While it is mandatory that EOCs and CTE assessments be taken in-person, there must be certain exceptions. If a student or family member of a student has a health concern and does not feel comfortable going in-person for their exam, they may submit a medical exception request from their school. If this form is not completed, and a student does not test, they will receive an incomplete (INC) for the course. Additionally, students who do not test in the fall may take their test during the spring testing window (May/June). 

“We want every family and every student to do what makes them feel comfortable in this situation,” said Beth Keefer,  Assistant Principal. 

While Governor Cooper has decided that all North Carolina students take their EOCs and CTEs on campus, many people are wondering whether this decision will be changed.
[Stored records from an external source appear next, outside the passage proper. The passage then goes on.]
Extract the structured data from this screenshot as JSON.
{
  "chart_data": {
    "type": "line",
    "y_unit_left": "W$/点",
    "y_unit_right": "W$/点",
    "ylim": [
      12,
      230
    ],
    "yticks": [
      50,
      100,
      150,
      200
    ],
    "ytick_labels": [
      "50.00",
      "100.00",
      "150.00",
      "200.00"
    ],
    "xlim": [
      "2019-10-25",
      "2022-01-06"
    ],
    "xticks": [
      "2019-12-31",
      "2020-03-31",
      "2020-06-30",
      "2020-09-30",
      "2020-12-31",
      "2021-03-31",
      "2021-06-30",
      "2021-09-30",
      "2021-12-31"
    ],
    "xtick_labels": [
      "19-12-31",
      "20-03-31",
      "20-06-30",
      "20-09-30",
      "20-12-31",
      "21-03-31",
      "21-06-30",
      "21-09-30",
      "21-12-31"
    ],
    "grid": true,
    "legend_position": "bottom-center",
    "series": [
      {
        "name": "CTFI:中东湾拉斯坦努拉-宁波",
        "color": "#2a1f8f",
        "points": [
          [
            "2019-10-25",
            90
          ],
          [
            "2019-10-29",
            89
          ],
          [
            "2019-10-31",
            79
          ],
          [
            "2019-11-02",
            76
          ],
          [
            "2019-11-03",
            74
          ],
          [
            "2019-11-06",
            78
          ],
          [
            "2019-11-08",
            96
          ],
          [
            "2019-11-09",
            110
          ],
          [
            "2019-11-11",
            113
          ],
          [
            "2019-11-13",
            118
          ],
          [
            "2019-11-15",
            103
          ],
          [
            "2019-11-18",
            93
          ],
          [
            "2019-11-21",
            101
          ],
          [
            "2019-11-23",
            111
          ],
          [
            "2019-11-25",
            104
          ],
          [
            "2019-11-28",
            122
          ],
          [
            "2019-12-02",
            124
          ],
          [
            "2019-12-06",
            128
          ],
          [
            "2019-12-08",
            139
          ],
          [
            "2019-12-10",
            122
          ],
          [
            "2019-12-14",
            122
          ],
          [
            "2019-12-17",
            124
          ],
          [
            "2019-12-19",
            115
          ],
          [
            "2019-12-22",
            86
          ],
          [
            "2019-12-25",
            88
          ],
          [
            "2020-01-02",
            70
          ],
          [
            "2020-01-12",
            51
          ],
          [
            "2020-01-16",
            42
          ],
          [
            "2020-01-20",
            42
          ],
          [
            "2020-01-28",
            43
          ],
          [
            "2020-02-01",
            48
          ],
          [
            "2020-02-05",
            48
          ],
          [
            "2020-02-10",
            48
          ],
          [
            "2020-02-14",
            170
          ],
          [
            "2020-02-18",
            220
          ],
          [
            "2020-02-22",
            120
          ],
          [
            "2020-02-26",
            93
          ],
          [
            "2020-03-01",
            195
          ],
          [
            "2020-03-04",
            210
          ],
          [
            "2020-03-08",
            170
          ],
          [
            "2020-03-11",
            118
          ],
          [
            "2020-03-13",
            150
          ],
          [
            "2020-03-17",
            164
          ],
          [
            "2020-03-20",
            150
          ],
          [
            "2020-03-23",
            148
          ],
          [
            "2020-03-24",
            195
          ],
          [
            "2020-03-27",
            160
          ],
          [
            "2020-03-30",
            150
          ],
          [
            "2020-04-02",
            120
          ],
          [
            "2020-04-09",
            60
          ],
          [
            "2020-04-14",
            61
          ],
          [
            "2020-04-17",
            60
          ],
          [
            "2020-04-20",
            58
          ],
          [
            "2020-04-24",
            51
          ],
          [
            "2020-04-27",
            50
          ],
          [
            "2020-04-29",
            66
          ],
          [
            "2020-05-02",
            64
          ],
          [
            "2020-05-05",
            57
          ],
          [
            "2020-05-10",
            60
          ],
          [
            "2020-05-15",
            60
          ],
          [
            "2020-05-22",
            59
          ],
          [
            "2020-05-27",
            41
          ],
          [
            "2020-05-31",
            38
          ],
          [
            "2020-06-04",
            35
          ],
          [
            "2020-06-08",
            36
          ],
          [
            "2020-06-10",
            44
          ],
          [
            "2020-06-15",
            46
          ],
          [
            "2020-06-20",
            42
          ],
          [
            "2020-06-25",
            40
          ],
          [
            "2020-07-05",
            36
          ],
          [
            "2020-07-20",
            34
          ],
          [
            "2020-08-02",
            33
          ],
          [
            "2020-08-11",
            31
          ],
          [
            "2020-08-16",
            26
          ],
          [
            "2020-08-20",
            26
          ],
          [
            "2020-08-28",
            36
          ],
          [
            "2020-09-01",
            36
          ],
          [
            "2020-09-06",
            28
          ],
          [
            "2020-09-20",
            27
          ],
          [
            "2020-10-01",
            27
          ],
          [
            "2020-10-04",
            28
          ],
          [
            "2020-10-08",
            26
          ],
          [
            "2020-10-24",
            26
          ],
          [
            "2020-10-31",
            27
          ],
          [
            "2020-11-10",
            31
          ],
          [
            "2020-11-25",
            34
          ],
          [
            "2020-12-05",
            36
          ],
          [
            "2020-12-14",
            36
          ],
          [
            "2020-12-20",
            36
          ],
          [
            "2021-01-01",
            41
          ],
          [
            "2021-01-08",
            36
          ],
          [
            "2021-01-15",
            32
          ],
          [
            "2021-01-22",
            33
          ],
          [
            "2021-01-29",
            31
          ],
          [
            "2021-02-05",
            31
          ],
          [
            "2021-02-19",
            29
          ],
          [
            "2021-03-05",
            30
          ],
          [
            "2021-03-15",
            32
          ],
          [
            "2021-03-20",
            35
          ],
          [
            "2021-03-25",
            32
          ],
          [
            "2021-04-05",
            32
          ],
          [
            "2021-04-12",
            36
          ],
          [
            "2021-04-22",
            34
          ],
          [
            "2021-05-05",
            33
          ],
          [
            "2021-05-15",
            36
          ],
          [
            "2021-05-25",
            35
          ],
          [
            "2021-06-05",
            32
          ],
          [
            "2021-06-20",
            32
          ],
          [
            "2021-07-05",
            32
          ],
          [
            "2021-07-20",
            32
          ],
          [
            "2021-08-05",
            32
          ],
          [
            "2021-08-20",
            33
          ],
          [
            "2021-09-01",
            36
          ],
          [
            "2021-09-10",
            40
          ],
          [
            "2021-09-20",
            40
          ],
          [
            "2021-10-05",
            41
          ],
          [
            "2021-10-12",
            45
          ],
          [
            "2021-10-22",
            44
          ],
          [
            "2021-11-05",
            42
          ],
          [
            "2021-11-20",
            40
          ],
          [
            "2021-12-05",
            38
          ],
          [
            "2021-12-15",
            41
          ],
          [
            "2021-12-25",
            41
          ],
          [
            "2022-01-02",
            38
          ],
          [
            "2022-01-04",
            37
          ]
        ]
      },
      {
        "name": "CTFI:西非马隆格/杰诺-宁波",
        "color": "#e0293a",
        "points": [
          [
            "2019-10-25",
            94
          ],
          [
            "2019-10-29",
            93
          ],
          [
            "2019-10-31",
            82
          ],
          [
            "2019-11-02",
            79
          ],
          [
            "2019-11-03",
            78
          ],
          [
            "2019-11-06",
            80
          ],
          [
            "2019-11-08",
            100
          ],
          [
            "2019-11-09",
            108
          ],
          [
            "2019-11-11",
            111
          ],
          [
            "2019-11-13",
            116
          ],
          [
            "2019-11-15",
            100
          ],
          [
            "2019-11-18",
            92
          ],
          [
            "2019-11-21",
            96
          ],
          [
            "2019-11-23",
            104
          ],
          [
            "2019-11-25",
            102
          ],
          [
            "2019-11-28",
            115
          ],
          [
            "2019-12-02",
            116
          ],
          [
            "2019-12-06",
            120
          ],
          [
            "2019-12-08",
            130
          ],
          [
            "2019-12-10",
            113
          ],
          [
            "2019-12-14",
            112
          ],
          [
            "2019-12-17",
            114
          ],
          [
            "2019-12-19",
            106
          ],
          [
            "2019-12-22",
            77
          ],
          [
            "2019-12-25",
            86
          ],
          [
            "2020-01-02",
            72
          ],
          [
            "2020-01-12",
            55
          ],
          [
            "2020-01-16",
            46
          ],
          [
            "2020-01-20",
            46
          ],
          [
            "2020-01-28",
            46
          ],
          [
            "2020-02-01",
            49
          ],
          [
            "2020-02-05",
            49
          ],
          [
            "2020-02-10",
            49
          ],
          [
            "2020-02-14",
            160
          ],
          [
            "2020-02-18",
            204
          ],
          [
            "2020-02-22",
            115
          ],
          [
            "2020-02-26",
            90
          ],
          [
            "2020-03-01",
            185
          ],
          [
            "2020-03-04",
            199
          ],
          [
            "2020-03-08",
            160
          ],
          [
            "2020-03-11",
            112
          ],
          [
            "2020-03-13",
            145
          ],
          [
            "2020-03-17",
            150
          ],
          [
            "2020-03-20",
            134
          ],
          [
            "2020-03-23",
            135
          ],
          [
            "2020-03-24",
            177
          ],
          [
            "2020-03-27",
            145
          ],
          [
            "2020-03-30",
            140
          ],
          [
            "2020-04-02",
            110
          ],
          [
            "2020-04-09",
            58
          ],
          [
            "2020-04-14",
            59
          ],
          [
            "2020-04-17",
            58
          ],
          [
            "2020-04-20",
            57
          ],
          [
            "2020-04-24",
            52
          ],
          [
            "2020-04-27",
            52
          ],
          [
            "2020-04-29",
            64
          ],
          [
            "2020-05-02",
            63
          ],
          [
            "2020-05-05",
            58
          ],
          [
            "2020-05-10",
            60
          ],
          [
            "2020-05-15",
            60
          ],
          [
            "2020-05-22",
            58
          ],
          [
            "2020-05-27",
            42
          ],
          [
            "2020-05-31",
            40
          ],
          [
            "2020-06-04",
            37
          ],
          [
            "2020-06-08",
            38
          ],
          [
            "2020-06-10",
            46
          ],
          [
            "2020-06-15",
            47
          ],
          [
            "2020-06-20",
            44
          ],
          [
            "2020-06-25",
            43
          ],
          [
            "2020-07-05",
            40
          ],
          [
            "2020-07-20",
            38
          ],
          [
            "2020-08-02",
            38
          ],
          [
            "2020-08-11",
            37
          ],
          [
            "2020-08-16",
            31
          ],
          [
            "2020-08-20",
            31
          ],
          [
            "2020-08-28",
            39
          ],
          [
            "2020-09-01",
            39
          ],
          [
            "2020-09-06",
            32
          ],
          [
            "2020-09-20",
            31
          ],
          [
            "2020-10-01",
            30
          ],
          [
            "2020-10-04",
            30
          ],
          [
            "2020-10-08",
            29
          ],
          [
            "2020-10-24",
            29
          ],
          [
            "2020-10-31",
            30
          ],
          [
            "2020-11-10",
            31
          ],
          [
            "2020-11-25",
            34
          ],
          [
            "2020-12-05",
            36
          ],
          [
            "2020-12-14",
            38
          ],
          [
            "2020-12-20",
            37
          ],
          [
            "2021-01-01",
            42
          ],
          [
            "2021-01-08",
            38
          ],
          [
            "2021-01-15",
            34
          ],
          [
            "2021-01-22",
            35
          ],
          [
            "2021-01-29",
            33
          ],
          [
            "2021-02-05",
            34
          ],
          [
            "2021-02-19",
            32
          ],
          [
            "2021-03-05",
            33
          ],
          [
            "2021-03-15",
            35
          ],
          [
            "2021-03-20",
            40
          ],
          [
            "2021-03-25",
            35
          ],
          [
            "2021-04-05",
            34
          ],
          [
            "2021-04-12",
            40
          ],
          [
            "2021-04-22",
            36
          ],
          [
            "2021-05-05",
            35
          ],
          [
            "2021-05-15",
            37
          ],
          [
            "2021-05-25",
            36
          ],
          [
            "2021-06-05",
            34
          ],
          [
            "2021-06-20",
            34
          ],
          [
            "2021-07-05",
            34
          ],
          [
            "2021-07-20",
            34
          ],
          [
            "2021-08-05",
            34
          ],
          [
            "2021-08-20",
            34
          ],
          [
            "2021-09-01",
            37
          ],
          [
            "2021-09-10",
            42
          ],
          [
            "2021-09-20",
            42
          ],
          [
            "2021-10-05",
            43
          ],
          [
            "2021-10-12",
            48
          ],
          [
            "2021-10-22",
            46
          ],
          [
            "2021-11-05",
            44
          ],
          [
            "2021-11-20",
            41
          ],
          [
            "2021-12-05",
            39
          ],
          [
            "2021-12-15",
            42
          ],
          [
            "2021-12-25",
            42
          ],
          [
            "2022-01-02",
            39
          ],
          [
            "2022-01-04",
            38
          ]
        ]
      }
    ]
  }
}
The number of COVID-19 cases are still on the rise, and it is debatable whether it is responsible and safe for students to be required to test in the building. 

If in-person testing does still occur, Wakefield’s administration and staff will be putting safety measures into place by enforcing social distancing, mask-wearing, health screenings upon arrival, and implementing new dismissal procedures. 

“As a parent, I had anxiety about sending my child to school,” said Amy Russell, the testing coordinator at Wakefield. “But I trust the administration and staff to protect my child to the best of their ability.”

Wakefield staff is looking forward to having students back in the building even though it is just for testing. They are working hard to ensure a safe testing environment for all students and Wakefield is approaching this situation with all hands on deck. 

“I think one of the things we have learned during this whole ordeal is that we have to be in it together and that’s what we’re going to do,” Keefer said.